Let’s talk women in lunacy.
The crazy lady has been intimidating us through popular culture for centuries. She’s the illuminating symbol, the plot engine and the throughline for all that’s wrong and scary about the world. It’s Demeter’s illogical fury that condemns us to starving winter. Horror is the only genre in which women speak as often as men. And for my generation of young adults, the vision of Britney Spears — bald, defiant and wielding her umbrella crowbar-style at a paparazzo’s car — defines the unhinged feminine. Crazy women are evidence of why the weather sucks, what keeps us up at night and what’s worthless, sordid, barely news.
Reconciling who you are and how you’re perceived is tricky business for everyone. In seventh grade, my English teacher made us imagine celebrating our birthdays with every friend we had. Open your mind now, and visualize your work friends, who exclusively know you via sanitized lunch meetings and extremely sane Slack messages, meeting your high school friends, who last knew you a dozen haircuts and four personalities ago. These two groups compare notes, scratch their heads and revise their image of you over and over until it makes sense that the person they both know is you. It’s enough to make me consider never celebrating a birthday, attending a party or making a friend ever again.
It’s not that men aren’t crazy too — the issue here is who sees whom, who gets to cast meaning and who gets to throw around the “lunatic” label. Fictional and real-life boogeymen from Patrick Bateman to Jeffrey Dahmer commit acts of violence that Carrie and Aileen Wuornos match, and there’s no parity issue there. It’s just that men get perfectly ordinary justifications for their psychosis — the “Fight Club” dude kick-starts the entire book by announcing that he’s bored of his job and needs a hobby — while female insanity inexplicably rises, fully formed and miraculous, from nothing but seafoam. There’s no motive, no backstory, no originating seed. When you really get down to it, men go crazy for good reasons, but women go crazy because women are crazy.

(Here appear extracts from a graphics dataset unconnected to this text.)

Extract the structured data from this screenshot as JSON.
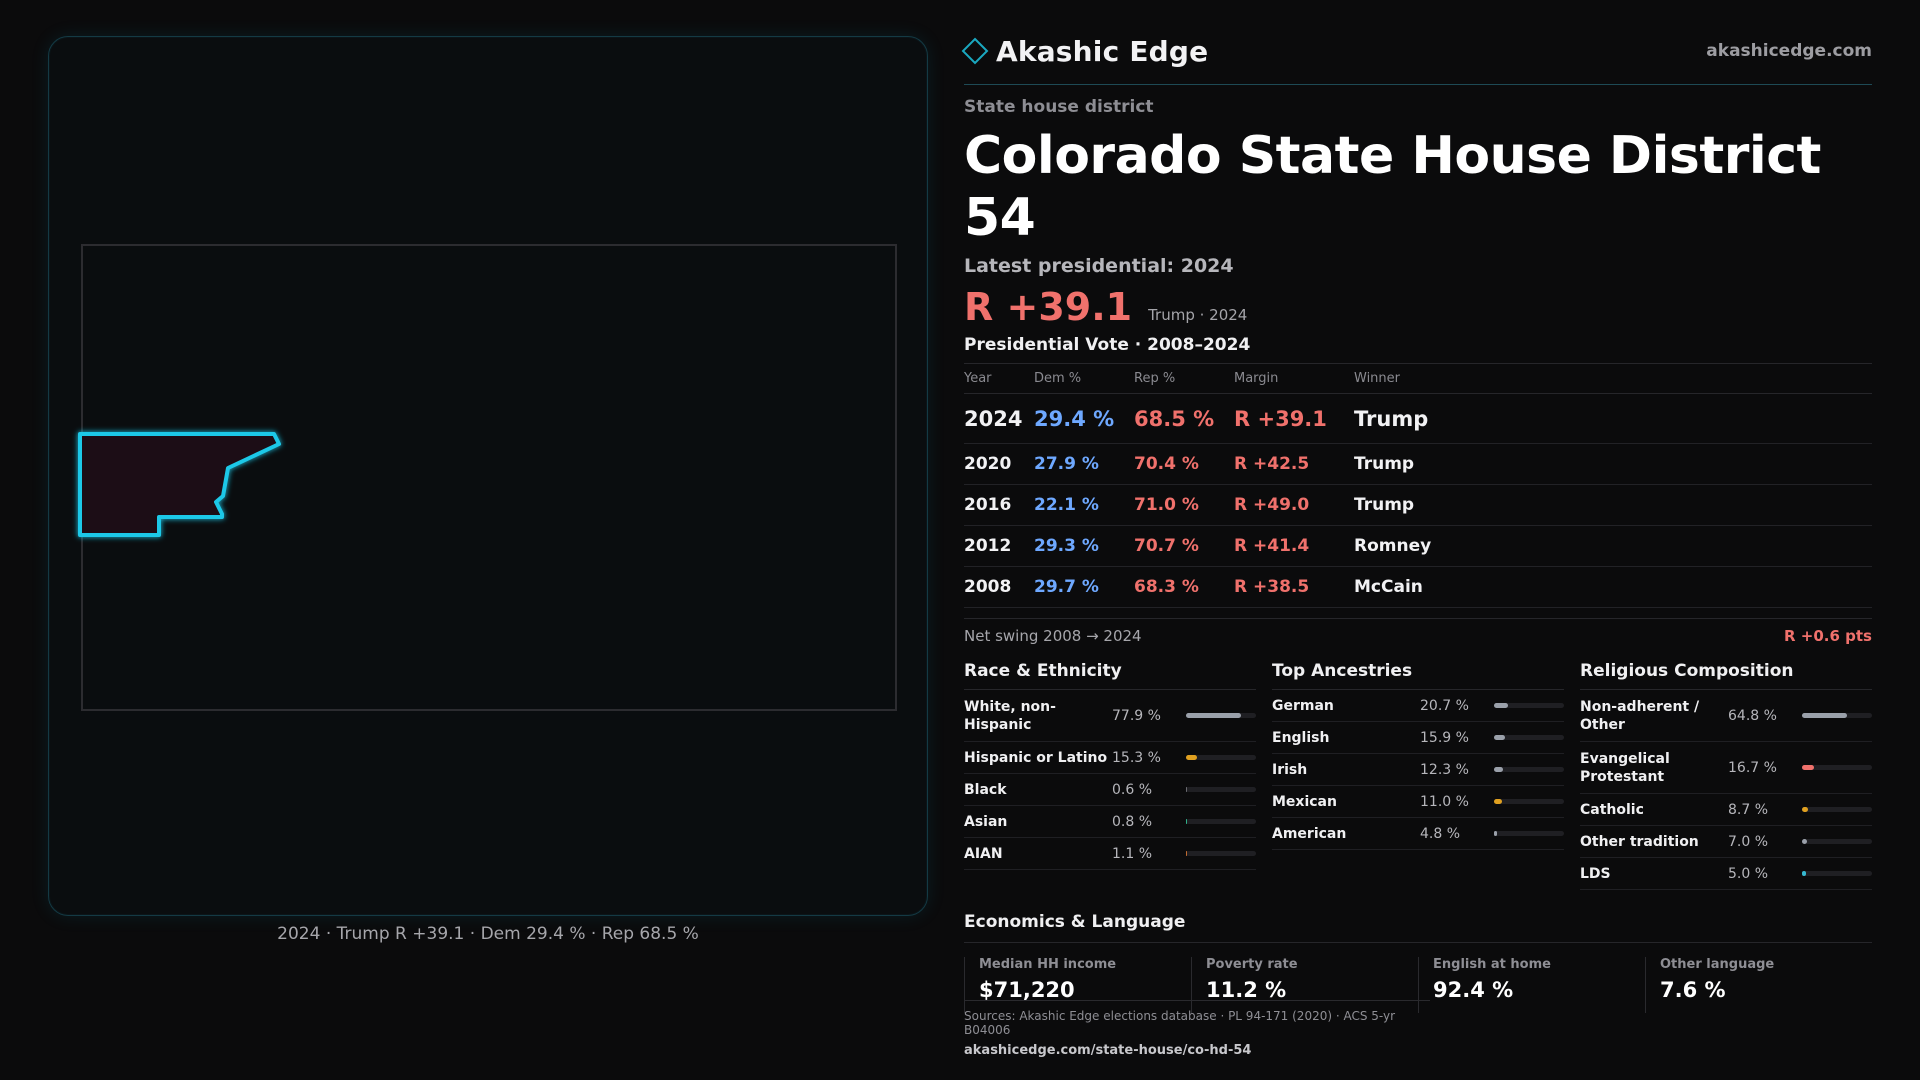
{
  "brand": {
    "name": "Akashic Edge",
    "url": "akashicedge.com",
    "icon": "diamond-icon",
    "accent": "#1aa8c0"
  },
  "kicker": "State house district",
  "title": "Colorado State House District 54",
  "latest_label": "Latest presidential: 2024",
  "headline": {
    "margin": "R +39.1",
    "sub": "Trump · 2024"
  },
  "pv_title": "Presidential Vote · 2008–2024",
  "pv_headers": {
    "year": "Year",
    "dem": "Dem %",
    "rep": "Rep %",
    "margin": "Margin",
    "winner": "Winner"
  },
  "pv_rows": [
    {
      "year": "2024",
      "dem": "29.4 %",
      "rep": "68.5 %",
      "margin": "R +39.1",
      "winner": "Trump"
    },
    {
      "year": "2020",
      "dem": "27.9 %",
      "rep": "70.4 %",
      "margin": "R +42.5",
      "winner": "Trump"
    },
    {
      "year": "2016",
      "dem": "22.1 %",
      "rep": "71.0 %",
      "margin": "R +49.0",
      "winner": "Trump"
    },
    {
      "year": "2012",
      "dem": "29.3 %",
      "rep": "70.7 %",
      "margin": "R +41.4",
      "winner": "Romney"
    },
    {
      "year": "2008",
      "dem": "29.7 %",
      "rep": "68.3 %",
      "margin": "R +38.5",
      "winner": "McCain"
    }
  ],
  "swing": {
    "label": "Net swing 2008 → 2024",
    "value": "R +0.6 pts"
  },
  "race": {
    "title": "Race & Ethnicity",
    "items": [
      {
        "label": "White, non-Hispanic",
        "value": "77.9 %",
        "pct": 77.9,
        "color": "#9aa0aa"
      },
      {
        "label": "Hispanic or Latino",
        "value": "15.3 %",
        "pct": 15.3,
        "color": "#e0a020"
      },
      {
        "label": "Black",
        "value": "0.6 %",
        "pct": 0.6,
        "color": "#6a6a70"
      },
      {
        "label": "Asian",
        "value": "0.8 %",
        "pct": 0.8,
        "color": "#2fb08a"
      },
      {
        "label": "AIAN",
        "value": "1.1 %",
        "pct": 1.1,
        "color": "#c06a30"
      }
    ]
  },
  "ancestry": {
    "title": "Top Ancestries",
    "items": [
      {
        "label": "German",
        "value": "20.7 %",
        "pct": 20.7,
        "color": "#9aa0aa"
      },
      {
        "label": "English",
        "value": "15.9 %",
        "pct": 15.9,
        "color": "#9aa0aa"
      },
      {
        "label": "Irish",
        "value": "12.3 %",
        "pct": 12.3,
        "color": "#9aa0aa"
      },
      {
        "label": "Mexican",
        "value": "11.0 %",
        "pct": 11.0,
        "color": "#e0a020"
      },
      {
        "label": "American",
        "value": "4.8 %",
        "pct": 4.8,
        "color": "#9aa0aa"
      }
    ]
  },
  "religion": {
    "title": "Religious Composition",
    "items": [
      {
        "label": "Non-adherent / Other",
        "value": "64.8 %",
        "pct": 64.8,
        "color": "#9aa0aa"
      },
      {
        "label": "Evangelical Protestant",
        "value": "16.7 %",
        "pct": 16.7,
        "color": "#f0716c"
      },
      {
        "label": "Catholic",
        "value": "8.7 %",
        "pct": 8.7,
        "color": "#e0a020"
      },
      {
        "label": "Other tradition",
        "value": "7.0 %",
        "pct": 7.0,
        "color": "#9aa0aa"
      },
      {
        "label": "LDS",
        "value": "5.0 %",
        "pct": 5.0,
        "color": "#36b8d0"
      }
    ]
  },
  "econ": {
    "title": "Economics & Language",
    "items": [
      {
        "label": "Median HH income",
        "value": "$71,220"
      },
      {
        "label": "Poverty rate",
        "value": "11.2 %"
      },
      {
        "label": "English at home",
        "value": "92.4 %"
      },
      {
        "label": "Other language",
        "value": "7.6 %"
      }
    ]
  },
  "map_caption": "2024 · Trump R +39.1 · Dem 29.4 % · Rep 68.5 %",
  "footer": {
    "sources": "Sources: Akashic Edge elections database · PL 94-171 (2020) · ACS 5-yr B04006",
    "url": "akashicedge.com/state-house/co-hd-54"
  },
  "colors": {
    "dem": "#6ea8ff",
    "rep": "#f0716c",
    "district_outline": "#1ec8e8",
    "district_fill": "#1d1012"
  }
}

This, however, begs an important question: If women go crazy because women are crazy, then why are crazy women still news? Circe curses men and turns them into pigs because she is vengeful. Scylla and Charybdis wreak senseless havoc because they do. Sirens lure men to their watery deaths because they are callous and deranged. We’ll accept the reasoning, but judging sanity is a one-way street parallel to the thoroughfare of gender. Odysseus is reputedly brilliant, but he’s never considered just minding his own business. Why does he insist on lunging into the paths of enchantresses, whirlpools and birdwomen with murderous intent? At some point, I have to ask — if you accept Hannibal’s invitation for a romantic dinner for two, is the serial killer the only person out of their mind?
Enter then, a new technological era, where who sees what about you is entirely within your control. Close Instagram friends, private Snapchat stories, and even the treasured finsta are all mainstays of the modern woman’s repertoire. As it turns out, all that women had to do to not become news was become their own paparazzi. Of the people in my life, it’s my finsta followers who I’d sob to first and only. We simply deprive the crowds of our lives of the splashy content they’re looking for. It’s objectively difficult to decide who should be institutionalized from LinkedIn profiles or photos of graduation. For once, technology shields instead of exposing, and finally, we have the blessed power to save the truly judgment-inspiring moments for just a precious few. It’s a party with a guest list so exclusive no one needs to compare notes on who you actually are, let alone call you crazy for it.
Even so, technology didn’t solve the issue of being perceived so much as bypass the arena for it, and we didn’t reclaim privacy so much as construct a poor facsimile for it. I’ve read finsta captions chronicling substance abuse, eating disorders and legal troubles that invite labeling of their authors as “crazy,” but in this setting, “crazy” is not so much a denigration so much as an explanation for how we all ended up here — sobbing on a fiercely guarded Instagram — in the first place. Social media brought young white women closer than ever to becoming the sole arbiters of their own images, but as my dear friend and finsta mutual Emma writes, the shadow of Sylvia Plath, Lana Del Rey and the modern sad girl is long and dark.
We’re ultimately far from compassion, not for crazy women and not even among crazy women. Amy Winehouse died the same year the iPhone 4S was released, and the blurry smartphone footage of her final concerts was not evidence of her substance abuse but of her inability to prioritize her fans’ experience. The finsta won’t cast the secret feminine underground into light and love. Even within the insular network of finsta mutuals, there’s a voyeuristic degree of fixation. We strain for echoes of our own heartaches and insecurities in others’ posts, an act Emma calls “staring into the fun house mirror of another girl’s hell.”
In watching to look for my own reflection, I’ve gotten a valuable education and a sensation of kinship, but their sum is a poor substitute for empathy. In the end, we’re all still just appraising, evaluating, looking for and at one another. From a sometimes-crazy woman herself, I have the sensation that we, like Odysseus, need to examine ourselves first: Why do we think women are crazy? If we walk around calling everything and everyone crazy, how can we be sure that we’re the sane ones?